Cool down with an easy 400 meter jog and stretches.
Day #2
Custom
Planned Time: 0:45
WU: 10 minutes dynamic stretches.
10 minutes of running drills;
then 6x50meter strides thinking about form and accelerating with quick turnover with legs
Track: 4x200meter at 3k pace with 90sec rest between
4x100 meter faster than 3k pace with 60sec rest between each
CD: 10 minutes
Day #3
Recovery Day
Planned Time: 0:0
Relax
Day #4
Custom
Planned Time: 0:30
WU: Dynamic stretches
10 minutes of running at easy pace (should be able to talk)

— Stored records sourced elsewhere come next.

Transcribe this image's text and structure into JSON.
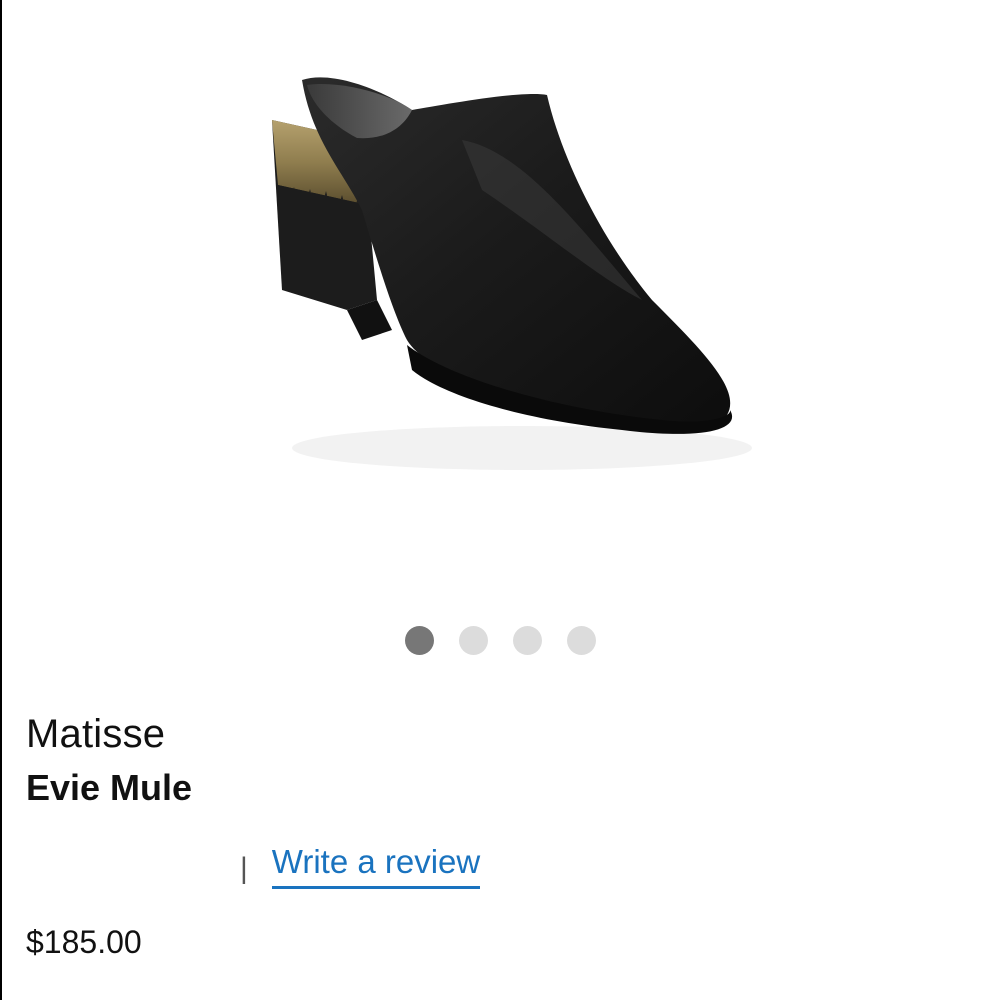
{
  "product": {
    "brand": "Matisse",
    "name": "Evie Mule",
    "price": "$185.00",
    "image_alt": "Evie Mule"
  },
  "carousel": {
    "active_index": 0,
    "dots": [
      "slide-1",
      "slide-2",
      "slide-3",
      "slide-4"
    ]
  },
  "review": {
    "divider": "|",
    "link_label": "Write a review"
  },
  "colors": {
    "link": "#1a73bf",
    "dot_active": "#777777",
    "dot_inactive": "#dcdcdc"
  }
}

10 Minutes at moderate pace (this pace should be slightly uncomfortalbe, but you should be albe to maintain for entire time),
CD: 5 minutes
Workout #2
Core Development #4
Planned Time: 0:25
Stability Ball Push Ups with hands on the ball 2X10
Stability Ball Hyper Hugs 2X10
Stability Ball Lateral Raises 2X10
Stability Ball Passes 2X5
5 Point Touches 1 Round Right Leg Left Arm, 1 Round Left Leg Right Arm, 1 Round Right Leg Right Arm, 1 Round Left Leg Left Arm
Day #5
Recovery Day
Planned Time: 0:0
Relax
Day #6
Optional mode(s)
Planned Time: 0:25
Your choice of mode: hike, row, karate class, crossfit, etc. Can combine 2 or more. Easy effort.
Day #7
Broken Aerobic Run
Planned Time: 0:35
WU: Dynamic warm up
20 minutes of continuous running at a moderate pace.